On 7 September, the EC published a position paper on intellectual property rights (including geographical indications), setting out how the transition of the UK leaving the EU should take place with respect to certain IPRs to ensure minimum disruption to the UK and the remaining EU27.
The paper contains the main principles of the EU position on IPRs, to be discussed by the EU27 for agreement and then presented to the UK in the context of negotiations under Article 50. It sets out the EU's position on what the Withdrawal Agreement between the UK and the EU should ensure in relation to:
a) the scope of protection in the UK of certain rights; b) the treatment of applications for certain rights; and c) the exhaustion of rights conferred by IPRs.
All rights with unitary character within the EU are considered:
- Community Trade Marks - Registered Community Designs - Unregistered Community Designs - Community plant variety rights - EU database rights - protected geographical indications or protected designations of origin.
Essentially, the EU's position is that holders of unitary IPRs should not be affected by the UK's withdrawal from the EU.
Scope of Protection
Following the UK's withdrawal, the holder of a unitary IPR should have a comparable right in the UK (if need be on the basis of specific domestic legislation to be introduced). In the case of geographical indications or designations of origin, this will require entirely new domestic legislation (currently none exists).
The implementation of this principle should include the automatic recognition of a IPR in the UK on the basis of an existing unitary IPR in the EU and should not result in financial costs or unnecessary administrative burden for the holders of unitary IPRs.
The paper specifically states that the implementation of these principles in the UK should include appropriate adaptation of "genuine use" requirements and "reputation" rules to the specific situation under consideration. The paper gives two respective examples: a TM in the UK should not be refused on the ground that the equivalent EU TM had not been put into genuine use in the UK before that date; and a EU TM owner should be able to temporarily exercise rights in the UK equivalent to those in the EU even if the TM does not yet have a reputation in the UK.

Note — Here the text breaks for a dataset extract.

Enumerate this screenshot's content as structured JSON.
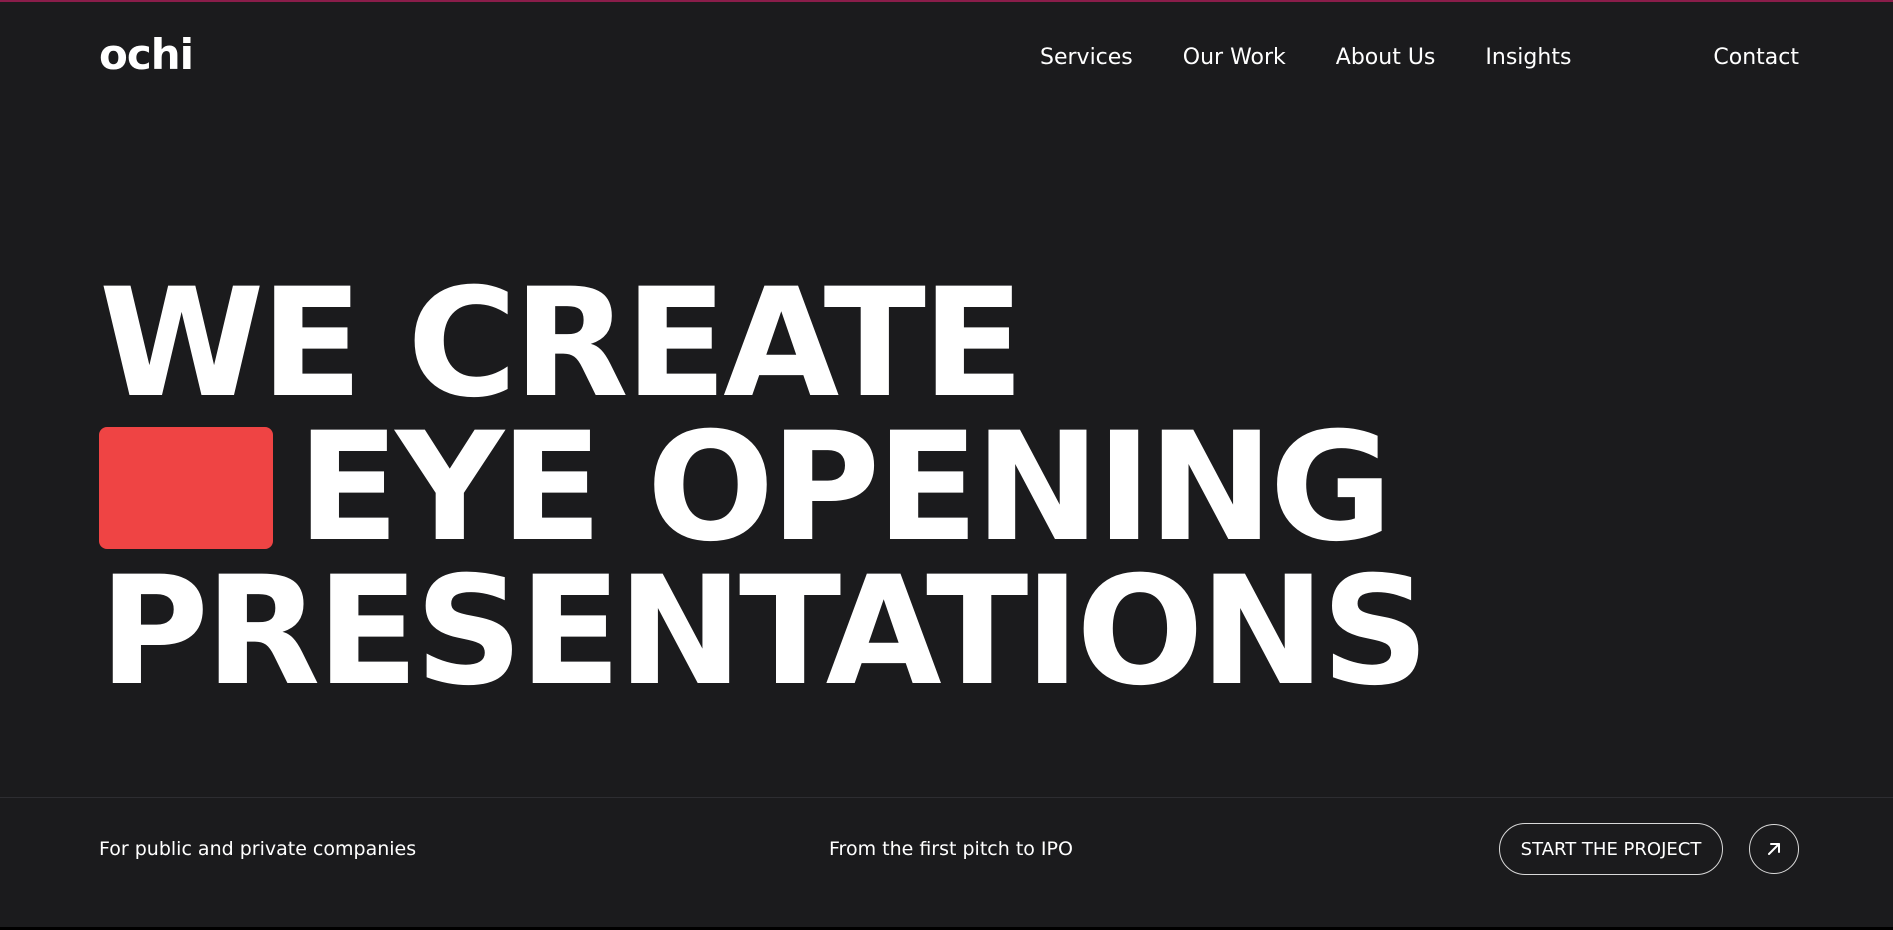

Where an application has been submitted before the date of withdrawal, the applicant should be entitled to keep the benefit of any priority date when applying for an equivalent right in the UK after the withdrawal date.
As for SPCs or paediatric extensions, where an application has been submitted before the withdrawal date, an applicant should be able to obtain a right in the UK providing protection equivalent to that under EU law.
Legal Protection of Databases
Makers or right holders of databases should continue to enjoy protection: Articles 11(1) and (2) of Directive 96/9/EC should be waived in the EU27 in respect of UK nationals, and conversely the UK should waive any equivalent provisions in future legislation and not exclude EU27 nationals and EU27 companies from database rights in the UK on nationality and establishment grounds.
Exhaustion of Rights
Rights exhausted in the EU before the withdrawal date should remain exhausted in the EU27 and the UK. The conditions for exhaustion should be those defined by EU law.
The EU's position is fairly straightforward: right holders should not be affected or placed under any extra financial or administrative burden by the UK's withdrawal from the EU.
The practical implications of the EU's proposals are that the cost and effort will have to be borne by the UK government. They would have to ensure that the UKIPO systems and infrastructure can cope with the extra registrations that will eventually be needed and that the right legislation is put in place to ensure the EU's desired principles (to be included in the Withdrawal Agreement) are implemented properly.
There will no doubt be an interesting period when some very interesting questions will arise in relation to UK and EU rights. The EU is wise to mention specifically the difficulties of genuine use and reputation in the UK in regard to TMs, but there will undoubtedly be many more.
The UK is yet to publish its position paper on IPRs.